The bank, however, stressed how strong consumer finances remain despite inflationary pressures, with average deposits still up 14% from pre-pandemic levels, and retail delinquency rates around the half of the pre-pandemic ratio.
Scotiabank said it also expects to attract more customers to the bank through its expanded Scene points rewards program to which it has added partner grocery stores and pharmacies. The bank began rolling out the new program last week in Atlantic Canada and will continue to roll it out across the country over the coming months.
But while lending rose further in the quarter, the bank’s global wealth management and global banking and markets divisions saw their revenues fall, by 14% and 26% respectively, due to activity from lower underwriting as companies raised less money, while the bank also saw lower trading activity as investors retreated in a declining market.

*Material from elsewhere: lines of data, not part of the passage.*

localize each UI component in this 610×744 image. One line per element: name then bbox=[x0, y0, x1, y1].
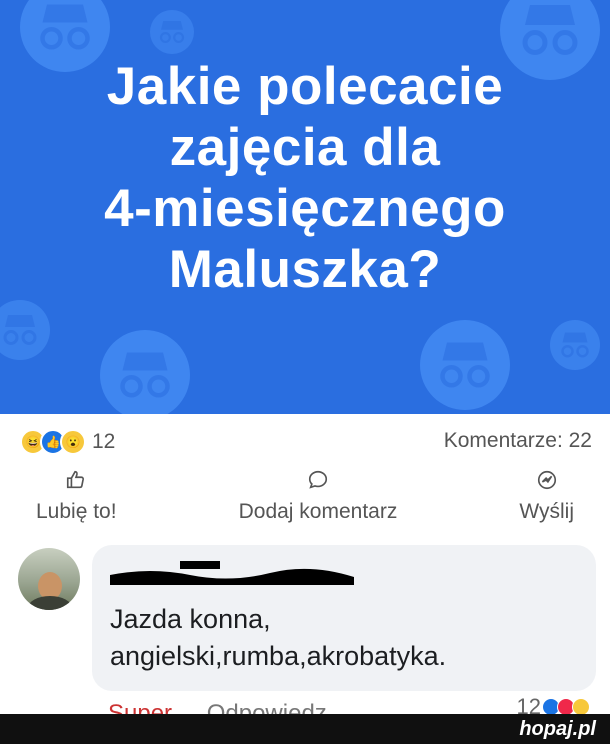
incognito-icon bbox=[0, 300, 50, 360]
incognito-icon bbox=[100, 330, 190, 414]
like-button-label: Lubię to! bbox=[36, 500, 117, 523]
incognito-icon bbox=[420, 320, 510, 410]
comment: Jazda konna, angielski,rumba,akrobatyka.… bbox=[0, 540, 610, 727]
reactions-summary[interactable]: 😆 👍 😮 12 bbox=[20, 429, 115, 455]
comment-bubble-icon bbox=[307, 466, 329, 494]
incognito-icon bbox=[150, 10, 194, 54]
comment-button[interactable]: Dodaj komentarz bbox=[238, 466, 398, 540]
comment-text: Jazda konna, angielski,rumba,akrobatyka. bbox=[110, 604, 447, 671]
like-button[interactable]: Lubię to! bbox=[36, 466, 117, 540]
watermark-bar: hopaj.pl bbox=[0, 714, 610, 744]
author-name-redacted bbox=[110, 561, 354, 585]
share-button-label: Wyślij bbox=[519, 500, 574, 523]
reaction-count: 12 bbox=[92, 430, 116, 453]
post-banner: Jakie polecacie zajęcia dla 4-miesięczne… bbox=[0, 0, 610, 414]
comment-button-label: Dodaj komentarz bbox=[238, 500, 398, 523]
post-title: Jakie polecacie zajęcia dla 4-miesięczne… bbox=[104, 57, 506, 299]
avatar[interactable] bbox=[18, 548, 80, 610]
messenger-icon bbox=[536, 466, 558, 494]
post-actions: Lubię to! Dodaj komentarz Wyślij bbox=[0, 466, 610, 540]
comment-bubble: Jazda konna, angielski,rumba,akrobatyka. bbox=[92, 545, 596, 691]
watermark: hopaj.pl bbox=[519, 718, 596, 740]
incognito-icon bbox=[550, 320, 600, 370]
comments-count[interactable]: Komentarze: 22 bbox=[444, 429, 592, 453]
thumbs-up-icon bbox=[65, 466, 87, 494]
wow-icon: 😮 bbox=[60, 429, 86, 455]
stats-bar: 😆 👍 😮 12 Komentarze: 22 bbox=[0, 414, 610, 466]
share-button[interactable]: Wyślij bbox=[519, 466, 574, 540]
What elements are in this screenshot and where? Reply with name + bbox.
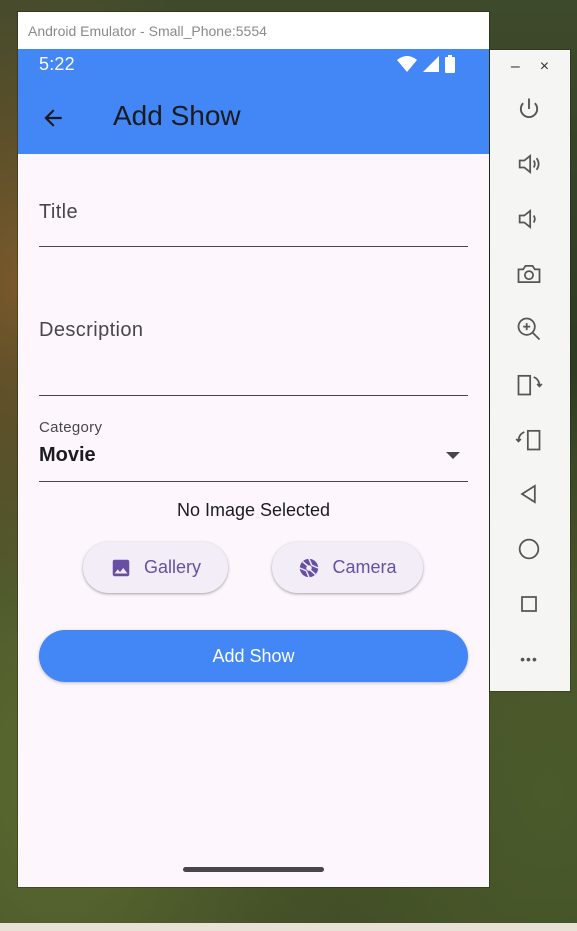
volume-up-button[interactable] [514, 149, 544, 179]
page-title: Add Show [113, 100, 241, 131]
circle-home-icon [518, 538, 540, 560]
camera-aperture-icon [300, 558, 319, 577]
minimize-button[interactable]: – [511, 58, 520, 78]
cellular-signal-icon [423, 56, 439, 72]
add-show-button-label: Add Show [212, 645, 295, 666]
close-button[interactable]: × [540, 58, 549, 78]
title-input[interactable]: Title [39, 154, 468, 247]
status-time: 5:22 [39, 54, 75, 74]
more-options-button[interactable]: ••• [514, 644, 544, 674]
back-arrow-icon[interactable] [40, 105, 66, 131]
dropdown-arrow-icon [446, 452, 460, 459]
rotate-right-button[interactable] [514, 424, 544, 454]
rotate-right-icon [515, 429, 541, 451]
wifi-icon [397, 56, 417, 72]
add-show-button[interactable]: Add Show [39, 630, 468, 682]
screenshot-button[interactable] [514, 259, 544, 289]
zoom-button[interactable] [514, 314, 544, 344]
zoom-in-icon [517, 317, 541, 341]
phone-screen: 5:22 Add Show Title Description Category… [18, 49, 489, 887]
overview-button[interactable] [514, 589, 544, 619]
home-indicator[interactable] [183, 867, 324, 872]
status-icons [397, 55, 455, 73]
emulator-title-bar[interactable]: Android Emulator - Small_Phone:5554 [18, 12, 489, 49]
home-button[interactable] [514, 534, 544, 564]
category-dropdown[interactable]: Category Movie [39, 407, 468, 482]
title-input-label: Title [39, 201, 79, 223]
gallery-button[interactable]: Gallery [83, 542, 228, 593]
toolbar-window-controls: – × [490, 58, 570, 78]
back-button[interactable] [514, 479, 544, 509]
camera-icon [517, 264, 541, 284]
volume-down-icon [518, 209, 536, 229]
app-bar: Add Show [18, 79, 489, 154]
emulator-toolbar: – × ••• [490, 50, 570, 691]
volume-down-button[interactable] [514, 204, 544, 234]
category-label: Category [39, 419, 103, 436]
rotate-left-button[interactable] [514, 369, 544, 399]
description-input[interactable]: Description [39, 274, 468, 396]
volume-up-icon [518, 154, 540, 174]
desktop-taskbar-edge [0, 923, 577, 931]
emulator-window: Android Emulator - Small_Phone:5554 5:22 [18, 12, 489, 887]
camera-button[interactable]: Camera [272, 542, 423, 593]
power-button[interactable] [514, 94, 544, 124]
image-icon [112, 559, 130, 576]
description-input-label: Description [39, 319, 144, 341]
status-bar: 5:22 [18, 49, 489, 79]
emulator-title: Android Emulator - Small_Phone:5554 [28, 22, 267, 39]
triangle-back-icon [520, 484, 536, 504]
category-selected-value: Movie [39, 444, 96, 466]
camera-button-label: Camera [332, 557, 397, 577]
rotate-left-icon [517, 374, 543, 396]
more-icon: ••• [520, 651, 538, 667]
square-overview-icon [521, 596, 537, 612]
battery-icon [445, 55, 455, 73]
image-status-text: No Image Selected [176, 500, 331, 520]
gallery-button-label: Gallery [143, 557, 201, 577]
power-icon [519, 98, 539, 118]
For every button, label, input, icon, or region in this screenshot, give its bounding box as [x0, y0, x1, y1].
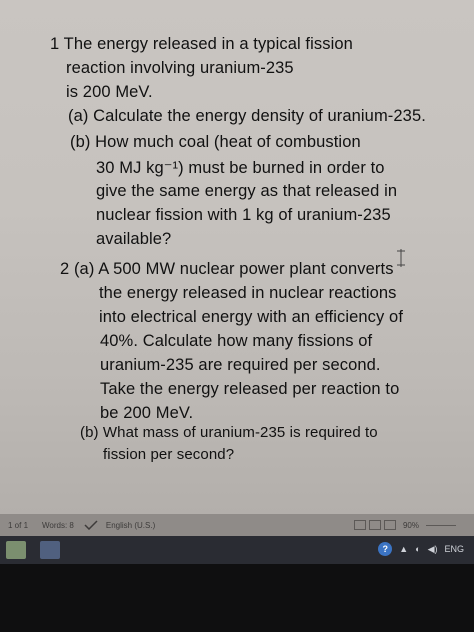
mouse-cursor-icon — [397, 249, 405, 267]
doc-line-14: uranium-235 are required per second. — [100, 356, 381, 374]
doc-line-18: fission per second? — [103, 446, 235, 463]
zoom-level[interactable]: 90% — [403, 521, 419, 530]
doc-line-10: 2 (a) A 500 MW nuclear power plant conve… — [60, 260, 394, 278]
doc-line-13: 40%. Calculate how many fissions of — [100, 332, 373, 350]
zoom-controls: 90% — [353, 520, 456, 530]
doc-line-11: the energy released in nuclear reactions — [99, 284, 397, 302]
doc-line-1: 1 The energy released in a typical fissi… — [50, 35, 353, 53]
doc-line-7: give the same energy as that released in — [96, 182, 398, 200]
doc-line-3: is 200 MeV. — [66, 83, 153, 101]
language-indicator[interactable]: English (U.S.) — [106, 521, 155, 530]
doc-line-8: nuclear fission with 1 kg of uranium-235 — [96, 206, 391, 224]
taskbar-app-icon[interactable] — [6, 541, 26, 559]
keyboard-language[interactable]: ENG — [444, 544, 464, 554]
doc-line-5: (b) How much coal (heat of combustion — [70, 133, 361, 151]
taskbar: ? ▲ ◐ ◀) ENG — [0, 536, 474, 564]
doc-line-9: available? — [96, 230, 172, 248]
doc-line-16: be 200 MeV. — [100, 404, 194, 422]
network-icon[interactable]: ◐ — [415, 544, 420, 554]
show-hidden-icons-icon[interactable]: ▲ — [399, 544, 408, 554]
monitor-bezel — [0, 564, 474, 632]
doc-line-15: Take the energy released per reaction to — [100, 380, 400, 398]
zoom-slider[interactable] — [426, 524, 456, 526]
status-bar: 1 of 1 Words: 8 English (U.S.) 90% — [0, 514, 474, 536]
print-layout-icon[interactable] — [353, 520, 366, 530]
doc-line-17: (b) What mass of uranium-235 is required… — [80, 424, 378, 441]
help-icon[interactable]: ? — [378, 542, 393, 556]
doc-line-2: reaction involving uranium-235 — [66, 59, 294, 77]
doc-line-6: 30 MJ kg⁻¹) must be burned in order to — [96, 159, 385, 177]
document-page: 1 The energy released in a typical fissi… — [0, 0, 474, 514]
taskbar-window-icon[interactable] — [40, 541, 60, 559]
volume-icon[interactable]: ◀) — [428, 544, 438, 555]
full-screen-icon[interactable] — [368, 520, 381, 530]
system-tray: ? ▲ ◐ ◀) ENG — [378, 542, 464, 556]
web-layout-icon[interactable] — [383, 520, 396, 530]
word-count[interactable]: Words: 8 — [42, 521, 74, 530]
doc-line-12: into electrical energy with an efficienc… — [99, 308, 404, 326]
page-count[interactable]: 1 of 1 — [8, 521, 28, 530]
proofing-icon[interactable] — [84, 520, 98, 530]
doc-line-4: (a) Calculate the energy density of uran… — [68, 107, 426, 125]
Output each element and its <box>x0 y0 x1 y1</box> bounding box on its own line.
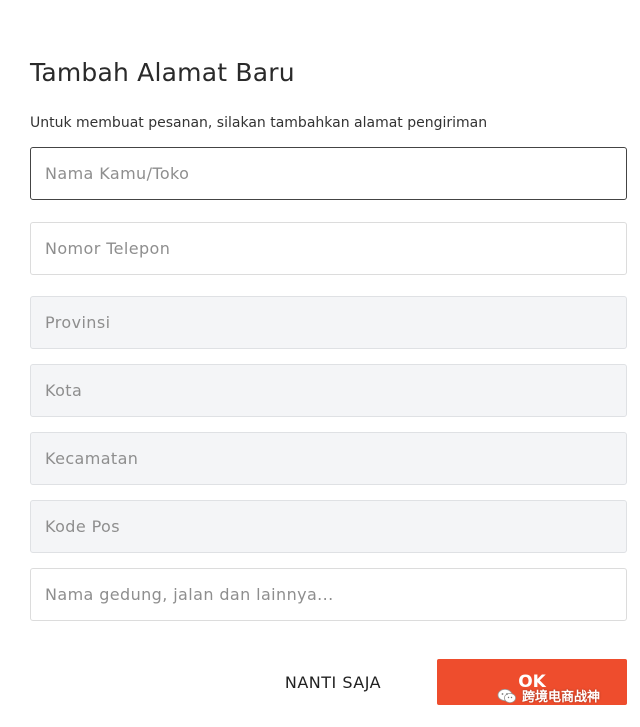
postal-code-select[interactable] <box>30 500 627 553</box>
dialog-subtitle: Untuk membuat pesanan, silakan tambahkan… <box>30 115 488 131</box>
dialog-title: Tambah Alamat Baru <box>30 58 295 87</box>
phone-input[interactable] <box>30 222 627 275</box>
watermark: 跨境电商战神 <box>497 686 600 705</box>
city-select[interactable] <box>30 364 627 417</box>
province-select[interactable] <box>30 296 627 349</box>
wechat-icon <box>497 688 516 703</box>
later-button[interactable]: NANTI SAJA <box>262 660 404 704</box>
watermark-text: 跨境电商战神 <box>522 690 601 705</box>
address-detail-input[interactable] <box>30 568 627 621</box>
district-select[interactable] <box>30 432 627 485</box>
add-address-dialog: Tambah Alamat Baru Untuk membuat pesanan… <box>0 0 640 727</box>
name-input[interactable] <box>30 147 627 200</box>
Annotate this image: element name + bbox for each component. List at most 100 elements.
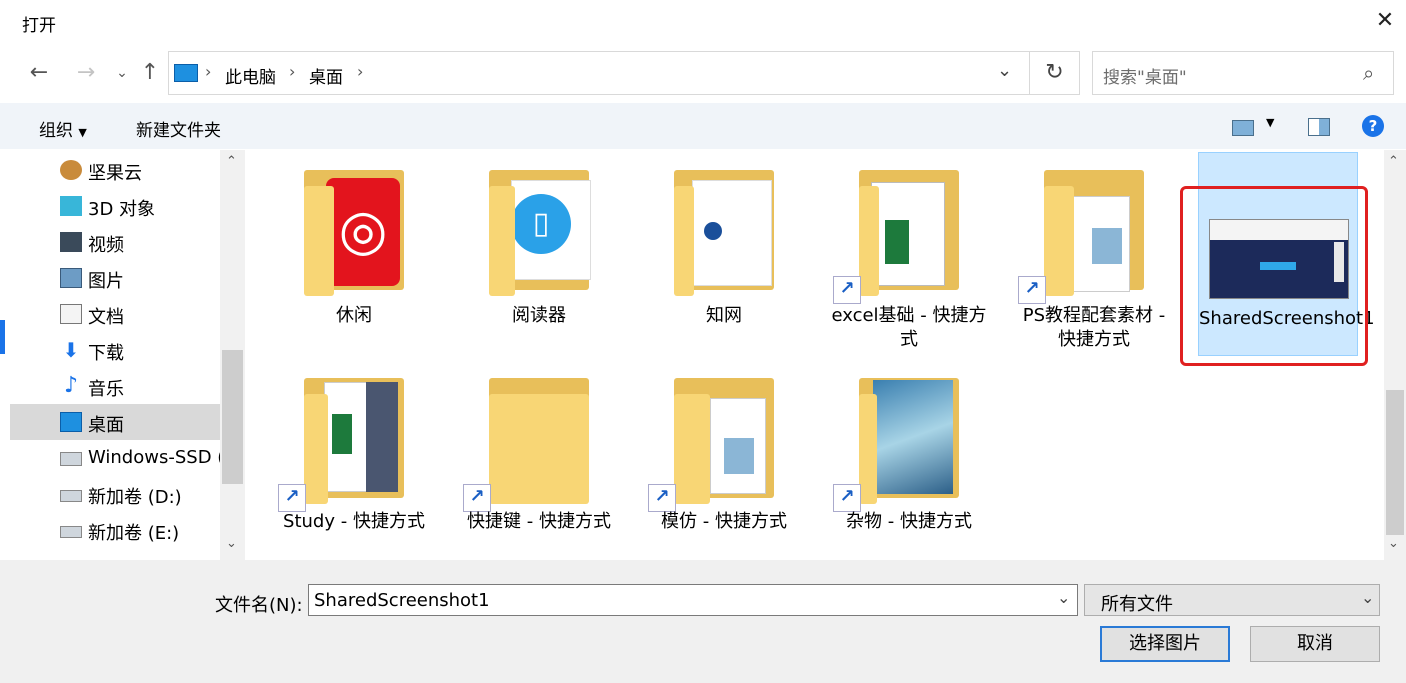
sidebar-item-pictures[interactable]: 图片: [10, 260, 220, 296]
cnki-globe-icon: [704, 222, 722, 240]
sidebar-item-music[interactable]: ♪ 音乐: [10, 368, 220, 404]
up-arrow-icon[interactable]: ↑: [136, 59, 164, 87]
chevron-right-icon: ›: [289, 62, 296, 81]
sidebar-item-label: 图片: [88, 271, 124, 292]
view-options-icon[interactable]: [1232, 120, 1254, 136]
search-icon[interactable]: ⌕: [1363, 61, 1374, 85]
file-item-label: 快捷键 - 快捷方式: [467, 511, 611, 532]
file-item[interactable]: 知网: [644, 160, 804, 350]
excel-icon: [332, 414, 352, 454]
organize-button[interactable]: 组织 ▼: [39, 116, 87, 141]
file-item-label: excel基础 - 快捷方式: [831, 305, 987, 350]
filename-value: SharedScreenshot1: [314, 590, 490, 611]
music-icon: ♪: [63, 373, 79, 398]
sidebar-item-label: 3D 对象: [88, 199, 156, 220]
navigation-pane: 坚果云 3D 对象 视频 图片 文档 ⬇ 下载 ♪ 音乐 桌面 Windows-…: [10, 150, 224, 560]
shortcut-arrow-icon: ↗: [1018, 276, 1046, 304]
file-item-label: Study - 快捷方式: [283, 511, 425, 532]
preview-pane-icon[interactable]: [1308, 118, 1330, 136]
shortcut-arrow-icon: ↗: [648, 484, 676, 512]
search-input[interactable]: 搜索"桌面": [1103, 63, 1187, 88]
filename-label: 文件名(N):: [215, 595, 303, 616]
back-arrow-icon[interactable]: ←: [25, 59, 53, 87]
scroll-down-icon[interactable]: ⌄: [1388, 536, 1399, 551]
address-dropdown-icon[interactable]: ⌄: [997, 60, 1012, 81]
file-item-label: PS教程配套素材 - 快捷方式: [1022, 305, 1166, 350]
file-item[interactable]: ↗ Study - 快捷方式: [274, 368, 434, 558]
scroll-up-icon[interactable]: ⌃: [226, 154, 237, 169]
sidebar-item-jianguoyun[interactable]: 坚果云: [10, 152, 220, 188]
scroll-up-icon[interactable]: ⌃: [1388, 154, 1399, 169]
filename-dropdown-icon[interactable]: ⌄: [1057, 588, 1070, 607]
sidebar-item-drive-d[interactable]: 新加卷 (D:): [10, 476, 220, 512]
dialog-footer: [0, 560, 1406, 683]
sidebar-item-videos[interactable]: 视频: [10, 224, 220, 260]
chevron-right-icon[interactable]: ›: [357, 62, 363, 81]
cancel-button[interactable]: 取消: [1250, 626, 1380, 662]
sidebar-item-documents[interactable]: 文档: [10, 296, 220, 332]
search-box[interactable]: 搜索"桌面" ⌕: [1092, 51, 1394, 95]
window-title: 打开: [22, 16, 56, 36]
file-item[interactable]: ◎ 休闲: [274, 160, 434, 350]
new-folder-button[interactable]: 新建文件夹: [136, 116, 221, 141]
document-cover-icon: [366, 382, 398, 492]
sidebar-item-windows-ssd[interactable]: Windows-SSD (: [10, 440, 224, 476]
sidebar-item-3d-objects[interactable]: 3D 对象: [10, 188, 220, 224]
sidebar-item-label: 文档: [88, 307, 124, 328]
sidebar-item-label: 桌面: [88, 415, 124, 436]
sidebar-item-label: 下载: [88, 343, 124, 364]
netease-music-icon: ◎: [326, 178, 400, 286]
file-item[interactable]: ▯ 阅读器: [459, 160, 619, 350]
filetype-select[interactable]: 所有文件 ⌄: [1084, 584, 1380, 616]
filetype-value: 所有文件: [1101, 594, 1173, 615]
sidebar-scroll-thumb[interactable]: [222, 350, 243, 484]
sidebar-item-label: 视频: [88, 235, 124, 256]
file-item[interactable]: ↗ 模仿 - 快捷方式: [644, 368, 804, 558]
computer-icon: [174, 64, 198, 82]
file-item-label: 模仿 - 快捷方式: [661, 511, 787, 532]
file-list-scroll-thumb[interactable]: [1386, 390, 1404, 535]
sidebar-item-downloads[interactable]: ⬇ 下载: [10, 332, 220, 368]
file-item[interactable]: ↗ PS教程配套素材 - 快捷方式: [1014, 160, 1174, 360]
drive-icon: [60, 526, 82, 538]
command-bar: 组织 ▼ 新建文件夹 ▼ ?: [0, 103, 1406, 149]
shortcut-arrow-icon: ↗: [833, 276, 861, 304]
image-thumb-icon: [1092, 228, 1122, 264]
organize-label: 组织: [39, 121, 73, 141]
open-button[interactable]: 选择图片: [1100, 626, 1230, 662]
file-item[interactable]: ↗ excel基础 - 快捷方式: [829, 160, 989, 360]
refresh-icon[interactable]: ↻: [1030, 51, 1080, 95]
file-item[interactable]: ↗ 杂物 - 快捷方式: [829, 368, 989, 558]
forward-arrow-icon[interactable]: →: [72, 59, 100, 87]
sidebar-item-drive-e[interactable]: 新加卷 (E:): [10, 512, 220, 548]
breadcrumb-this-pc[interactable]: 此电脑: [225, 63, 276, 88]
picture-icon: [60, 268, 82, 288]
file-item[interactable]: ↗ 快捷键 - 快捷方式: [459, 368, 619, 558]
sidebar-item-label: 新加卷 (E:): [88, 523, 180, 544]
desktop-icon: [60, 412, 82, 432]
filename-input[interactable]: SharedScreenshot1 ⌄: [308, 584, 1078, 616]
address-bar[interactable]: › 此电脑 › 桌面 › ⌄: [168, 51, 1030, 95]
filetype-dropdown-icon[interactable]: ⌄: [1361, 588, 1374, 607]
nut-icon: [60, 160, 82, 180]
view-dropdown-icon[interactable]: ▼: [1266, 116, 1274, 129]
document-icon: [60, 304, 82, 324]
shortcut-arrow-icon: ↗: [833, 484, 861, 512]
sidebar-item-label: 坚果云: [88, 163, 142, 184]
scroll-down-icon[interactable]: ⌄: [226, 536, 237, 551]
cube-3d-icon: [60, 196, 82, 216]
breadcrumb-desktop[interactable]: 桌面: [309, 63, 343, 88]
video-icon: [60, 232, 82, 252]
sidebar-item-label: 新加卷 (D:): [88, 487, 182, 508]
help-icon[interactable]: ?: [1362, 115, 1384, 137]
image-thumb-icon: [873, 380, 953, 494]
file-item-label: 杂物 - 快捷方式: [846, 511, 972, 532]
close-icon[interactable]: ✕: [1372, 8, 1398, 34]
highlight-box: [1180, 186, 1368, 366]
file-item-label: 阅读器: [512, 305, 566, 326]
download-icon: ⬇: [62, 338, 80, 362]
drive-icon: [60, 490, 82, 502]
recent-chevron-icon[interactable]: ⌄: [108, 59, 136, 87]
sidebar-item-desktop[interactable]: 桌面: [10, 404, 220, 440]
shortcut-arrow-icon: ↗: [278, 484, 306, 512]
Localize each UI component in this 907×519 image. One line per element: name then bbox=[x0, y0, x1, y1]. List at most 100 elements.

“Robust corporate lending activity was offset by an extremely quiet period for capital markets issuance and challenging markets for trading,” Porter said.
Lower activity in both regions pushed Scotiabank’s results slightly below analysts’ expectations as some expected increased market volatility to boost trading.
The bank reported adjusted earnings of $2.10 per diluted share, down from $2.01 per diluted share a year ago, but below analysts’ expectations of $2.11 per share, according to the data firm. Refinitiv financial markets.
Revenue of $7.80 billion, down from $7.76 billion, was also below expectations of $8.1 billion.
“Due to weak financial markets, mutual fund, brokerage and wealth management revenue declined during the period, as we had expected,” the Edward analyst said. Jones, James Shanahan, in a note. “However, increased market volatility failed to bolster trading revenue, and underwriting activity remains lackluster.”
Bank earnings continue through the week with RBC and National Bank on Wednesday, CIBC and TD Bank on Thursday and Bank of Montreal on August 30.